Lors d'une entrevue téléphonique, Jeannot Labranche, le président du local 137 du SCEP, un des deux syndicats de l'usine de Québec, a rapporté qu'aucune suspension des activités ne devrait se produire d'ici la fin du mois de mars aux installations situées au port de Québec. «Le carnet de commandes est plein», lui a fait savoir la direction, il y a peu de temps.
Par contre, Papiers White Birch ne l'a pas convoqué pour discuter du recours à la loi sur les arrangements avec les créanciers. «Ça inquiète tout le monde», a commenté M. Labranche.
Gaétan Ménard a indiqué, de son côté, que l'entreprise semble vouloir poursuivre ses opérations en attendant de mettre en place un plan de restructuration.

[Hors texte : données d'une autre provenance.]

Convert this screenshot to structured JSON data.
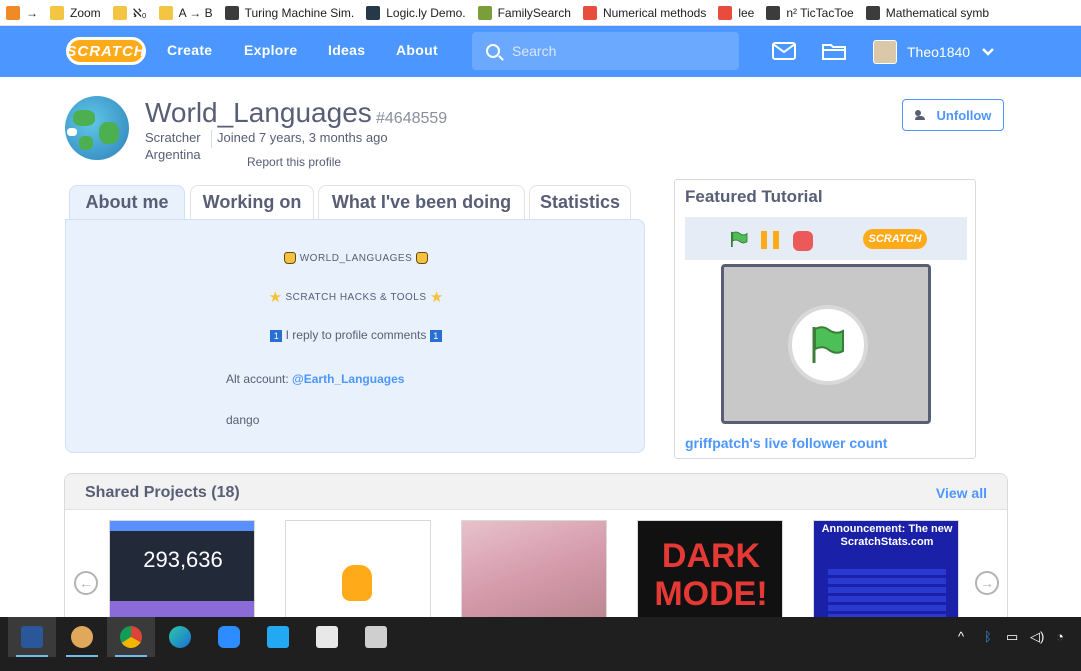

La requête comprend la suspension de la quote-part de la firme pour le régime de pension de ses employés et des retraités qui touchent des rentes.
Cela représente une somme mensuelle de 1,4 million $ pour les quatre usines. Des documents consultés par Le Soleil suggèrent que White Birch a contracté des emprunts de 650 millions $.
L'usine Stadacona fait partie du paysage de Québec depuis 1927. Peter Brant l'a achetée, en 2003, pour 205 millions $.